Test Example: Assay for Inducing Cell Differentiation in HL-60 Cells Using each of the compounds obtained in Examples 1 to 4, the effects of the compounds alone on the cell differentiation inducing action and the effects of retinoids on the cell differentiation inducing action were examined. . Am80 as retinoid [4-
[(5,6,7,8-Tetrahydro-5,5,8,8-tetramethyl-2-naphthalenyl) carbamoyl] benzoic acid was used at a concentration of 3 × 10 ⁻¹⁰ M. According to the method described in JP-A-61-76440, using the promyelocytic leukemia cell line HL-60, the differentiation into granulocytic form and nitroblue tetrazolium
Percentage of differentiated cells determined by measuring (NBT) reducing ability
(%) Was calculated from the NBT reducing ability. Table 1 shows the differentiation-inducing effect of the compound alone (the ratio of the cells induced to differentiate (%)), and Table 2 shows the ratio (%) of the cells induced to differentiate in the presence of 3 × 10 ⁻¹⁰ M Am80. .

[0032]

[Table 1]

[0033]

[Table 2]

[0034]

The compound of the present invention has a function of regulating the physiological activity of retinoid, and is useful as a medicament for treating and / or preventing diseases such as retinoid excess.

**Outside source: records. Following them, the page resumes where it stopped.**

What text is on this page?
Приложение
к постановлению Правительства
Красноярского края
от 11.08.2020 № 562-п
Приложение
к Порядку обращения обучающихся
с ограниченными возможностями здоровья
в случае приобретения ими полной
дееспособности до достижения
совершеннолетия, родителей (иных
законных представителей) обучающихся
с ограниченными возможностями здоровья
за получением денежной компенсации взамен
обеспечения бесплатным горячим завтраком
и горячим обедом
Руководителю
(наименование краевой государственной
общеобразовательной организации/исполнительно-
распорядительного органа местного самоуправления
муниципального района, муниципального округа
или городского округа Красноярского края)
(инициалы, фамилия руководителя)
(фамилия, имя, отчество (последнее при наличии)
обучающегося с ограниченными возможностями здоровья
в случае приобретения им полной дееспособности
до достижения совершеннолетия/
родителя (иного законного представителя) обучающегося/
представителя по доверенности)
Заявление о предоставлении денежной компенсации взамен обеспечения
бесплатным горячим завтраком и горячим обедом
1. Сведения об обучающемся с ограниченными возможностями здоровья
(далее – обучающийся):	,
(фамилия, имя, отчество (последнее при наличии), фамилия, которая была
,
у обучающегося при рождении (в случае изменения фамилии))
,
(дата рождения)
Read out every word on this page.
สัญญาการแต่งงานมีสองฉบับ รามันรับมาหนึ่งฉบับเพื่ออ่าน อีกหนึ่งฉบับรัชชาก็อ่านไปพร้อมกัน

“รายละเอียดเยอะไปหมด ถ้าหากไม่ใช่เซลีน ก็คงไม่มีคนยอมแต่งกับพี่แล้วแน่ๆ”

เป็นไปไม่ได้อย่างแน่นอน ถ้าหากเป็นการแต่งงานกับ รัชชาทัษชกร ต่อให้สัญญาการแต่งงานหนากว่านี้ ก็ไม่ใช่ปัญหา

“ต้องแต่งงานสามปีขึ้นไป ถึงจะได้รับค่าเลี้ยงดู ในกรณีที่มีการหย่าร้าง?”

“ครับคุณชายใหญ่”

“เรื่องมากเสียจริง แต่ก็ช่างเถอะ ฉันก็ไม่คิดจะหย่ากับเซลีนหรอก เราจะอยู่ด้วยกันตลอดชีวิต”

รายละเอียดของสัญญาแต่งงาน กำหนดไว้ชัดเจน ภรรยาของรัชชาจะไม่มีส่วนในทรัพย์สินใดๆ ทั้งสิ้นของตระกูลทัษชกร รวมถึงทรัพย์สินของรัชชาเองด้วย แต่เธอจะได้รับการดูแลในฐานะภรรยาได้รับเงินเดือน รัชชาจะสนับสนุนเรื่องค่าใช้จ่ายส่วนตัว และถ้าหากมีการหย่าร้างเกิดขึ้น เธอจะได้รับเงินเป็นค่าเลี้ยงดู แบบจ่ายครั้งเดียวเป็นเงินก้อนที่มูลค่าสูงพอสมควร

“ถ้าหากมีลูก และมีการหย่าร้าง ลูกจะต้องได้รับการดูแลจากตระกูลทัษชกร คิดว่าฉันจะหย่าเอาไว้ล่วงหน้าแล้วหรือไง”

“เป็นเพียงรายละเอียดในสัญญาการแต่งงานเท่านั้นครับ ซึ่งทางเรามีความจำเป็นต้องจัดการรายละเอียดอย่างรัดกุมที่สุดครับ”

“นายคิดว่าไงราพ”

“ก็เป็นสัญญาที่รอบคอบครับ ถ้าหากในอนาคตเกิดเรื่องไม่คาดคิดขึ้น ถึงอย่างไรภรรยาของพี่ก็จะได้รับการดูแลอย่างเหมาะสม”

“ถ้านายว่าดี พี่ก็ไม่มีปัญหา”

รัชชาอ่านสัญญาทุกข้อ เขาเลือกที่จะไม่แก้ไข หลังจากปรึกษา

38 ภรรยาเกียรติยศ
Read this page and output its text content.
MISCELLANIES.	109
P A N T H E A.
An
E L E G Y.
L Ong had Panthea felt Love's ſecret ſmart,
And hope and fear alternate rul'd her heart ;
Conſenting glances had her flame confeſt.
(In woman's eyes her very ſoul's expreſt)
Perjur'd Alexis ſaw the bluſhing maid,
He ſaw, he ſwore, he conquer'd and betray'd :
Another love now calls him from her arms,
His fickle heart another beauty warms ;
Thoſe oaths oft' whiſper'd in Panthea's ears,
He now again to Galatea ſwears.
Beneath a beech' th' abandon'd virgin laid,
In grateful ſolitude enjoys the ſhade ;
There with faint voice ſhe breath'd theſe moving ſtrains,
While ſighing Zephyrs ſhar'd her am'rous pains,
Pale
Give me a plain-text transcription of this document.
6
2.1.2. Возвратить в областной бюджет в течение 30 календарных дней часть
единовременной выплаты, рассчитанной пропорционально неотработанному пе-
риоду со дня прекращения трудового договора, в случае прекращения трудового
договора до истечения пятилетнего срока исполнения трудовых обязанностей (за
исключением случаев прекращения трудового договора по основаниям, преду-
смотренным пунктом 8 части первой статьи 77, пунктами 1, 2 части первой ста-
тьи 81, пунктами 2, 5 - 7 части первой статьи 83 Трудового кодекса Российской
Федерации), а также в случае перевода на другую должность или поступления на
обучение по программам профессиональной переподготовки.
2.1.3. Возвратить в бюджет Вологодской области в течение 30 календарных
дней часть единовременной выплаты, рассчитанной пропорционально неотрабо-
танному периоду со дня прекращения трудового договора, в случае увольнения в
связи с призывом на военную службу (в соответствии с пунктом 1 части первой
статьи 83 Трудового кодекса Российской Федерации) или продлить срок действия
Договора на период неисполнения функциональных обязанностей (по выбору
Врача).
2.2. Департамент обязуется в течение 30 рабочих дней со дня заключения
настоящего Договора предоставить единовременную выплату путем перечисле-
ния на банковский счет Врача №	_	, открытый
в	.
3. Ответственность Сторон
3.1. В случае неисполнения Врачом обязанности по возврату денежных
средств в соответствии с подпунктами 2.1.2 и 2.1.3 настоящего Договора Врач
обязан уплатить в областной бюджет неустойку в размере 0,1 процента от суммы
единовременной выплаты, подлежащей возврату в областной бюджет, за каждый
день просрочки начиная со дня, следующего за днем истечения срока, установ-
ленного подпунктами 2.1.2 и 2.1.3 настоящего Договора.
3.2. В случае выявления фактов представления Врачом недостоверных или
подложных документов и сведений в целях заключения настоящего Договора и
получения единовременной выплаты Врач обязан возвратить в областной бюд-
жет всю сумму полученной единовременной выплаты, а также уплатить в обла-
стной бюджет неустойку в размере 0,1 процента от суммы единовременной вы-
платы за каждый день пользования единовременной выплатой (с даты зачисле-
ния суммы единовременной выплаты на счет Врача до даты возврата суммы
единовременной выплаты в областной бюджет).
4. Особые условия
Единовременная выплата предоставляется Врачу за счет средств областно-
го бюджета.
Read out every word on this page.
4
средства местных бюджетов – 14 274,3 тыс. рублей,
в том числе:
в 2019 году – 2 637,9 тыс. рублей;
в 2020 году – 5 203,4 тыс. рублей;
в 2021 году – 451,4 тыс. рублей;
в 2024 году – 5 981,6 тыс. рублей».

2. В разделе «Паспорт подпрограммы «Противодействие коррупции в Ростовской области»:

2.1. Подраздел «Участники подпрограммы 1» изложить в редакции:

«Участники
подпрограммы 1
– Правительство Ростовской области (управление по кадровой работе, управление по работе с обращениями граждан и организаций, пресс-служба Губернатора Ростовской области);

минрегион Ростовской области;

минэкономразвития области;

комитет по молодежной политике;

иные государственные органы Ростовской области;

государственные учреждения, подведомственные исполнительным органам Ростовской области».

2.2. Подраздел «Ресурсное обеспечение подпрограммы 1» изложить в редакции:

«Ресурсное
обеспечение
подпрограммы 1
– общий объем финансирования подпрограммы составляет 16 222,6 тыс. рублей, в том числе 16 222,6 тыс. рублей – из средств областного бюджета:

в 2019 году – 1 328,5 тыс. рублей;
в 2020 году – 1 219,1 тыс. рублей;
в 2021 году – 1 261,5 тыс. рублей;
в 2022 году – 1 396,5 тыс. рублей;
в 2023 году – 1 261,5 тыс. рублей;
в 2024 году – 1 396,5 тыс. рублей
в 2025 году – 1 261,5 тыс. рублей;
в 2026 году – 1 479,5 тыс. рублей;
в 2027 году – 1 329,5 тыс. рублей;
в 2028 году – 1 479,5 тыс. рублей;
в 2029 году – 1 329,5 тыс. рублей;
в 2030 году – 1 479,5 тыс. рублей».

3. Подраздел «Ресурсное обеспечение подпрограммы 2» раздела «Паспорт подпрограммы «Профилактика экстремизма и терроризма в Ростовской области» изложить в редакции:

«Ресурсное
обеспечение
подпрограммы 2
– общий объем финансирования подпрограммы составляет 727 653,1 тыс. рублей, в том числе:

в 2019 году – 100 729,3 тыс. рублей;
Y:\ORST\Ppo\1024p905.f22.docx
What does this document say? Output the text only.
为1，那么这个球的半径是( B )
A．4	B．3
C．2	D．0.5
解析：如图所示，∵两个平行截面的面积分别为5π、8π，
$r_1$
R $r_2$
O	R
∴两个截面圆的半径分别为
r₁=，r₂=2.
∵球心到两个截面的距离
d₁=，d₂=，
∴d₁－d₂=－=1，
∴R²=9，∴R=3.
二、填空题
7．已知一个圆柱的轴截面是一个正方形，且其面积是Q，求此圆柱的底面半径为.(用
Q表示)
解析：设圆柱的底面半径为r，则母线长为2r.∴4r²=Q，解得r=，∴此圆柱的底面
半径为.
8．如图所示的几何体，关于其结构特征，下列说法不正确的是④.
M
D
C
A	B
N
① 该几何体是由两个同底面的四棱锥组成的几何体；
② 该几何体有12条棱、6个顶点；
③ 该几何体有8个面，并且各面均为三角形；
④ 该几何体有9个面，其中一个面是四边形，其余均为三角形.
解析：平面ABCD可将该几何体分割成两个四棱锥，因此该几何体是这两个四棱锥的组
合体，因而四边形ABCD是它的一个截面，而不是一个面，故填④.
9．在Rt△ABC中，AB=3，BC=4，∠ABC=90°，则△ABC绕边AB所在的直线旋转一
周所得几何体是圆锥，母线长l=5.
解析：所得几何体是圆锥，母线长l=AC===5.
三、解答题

──────────────────────────────────────────────────続 き Continued on the front page (51) Int.Cl. ⁷ Identification symbol FI Theme coat ゛ (Reference) A61K 31/341 A61K 31/34 601 4H006 31/4245 31/41 603 31/426 31/425 601 C07C 233 / 65 C07C 233/65 233/66 233/66 C07D 271/12 C07D 271/12 277/34 277/34 307/54 307/54 F term (reference) 4C033 AD01 AD09 AD17 AD20 4C037 HA15 HA31 HA32 4C056 AA01 AB02 AC04 AD03 AE03 FA17 FB01 FC07 4C086 AA01 AA02 AA03 BC66 BC82 BC99 MA04 NA14 ZA96 ZB13 ZB15 ZC02 4C206 AA01 AA02 AA03 DA17 GA34 MA04 NA14 ZA96 ZB13 ZB15 ZC02 4H006 AA01 AA03 AB20 BM10 BM71 BS30 B30B

Claims (6)

[Claims] (1) The following formula (I): Wherein, X is -NH-CO -, - CO- NH-, or -C (NH ₂₎ = NO-
A linking group represented by CO— or a single bond; n
Represents an integer of 1 to 5; R represents the following formula: (Wherein, R ¹ , R ² , or R ³ represents a hydrogen atom or a lower alkyl group, and one or more substituents may be present on the aromatic ring) Or a salt thereof. 2. The following formula: The compound according to claim 1, which is selected from the group consisting of compounds represented by the formula: C ₁ -C ₆ alkyl esters of these compounds, and salts of these compounds. 3. A medicament comprising the compound according to claim 1 or a physiologically acceptable salt thereof. 4. The medicament according to claim 3, which is in the form of a pharmaceutical composition comprising the compound according to claim 1 or 2, which is an active ingredient, or a physiologically acceptable salt thereof, and a pharmaceutical additive. 5. The medicament according to claim 3, wherein the medicament is used as an inhibitor of a physiologically active substance which exerts a physiological action by binding to a nuclear receptor belonging to the nuclear receptor superfamily. 6. The medicament according to claim 5, wherein the physiologically active substance is a retinoid antagonist.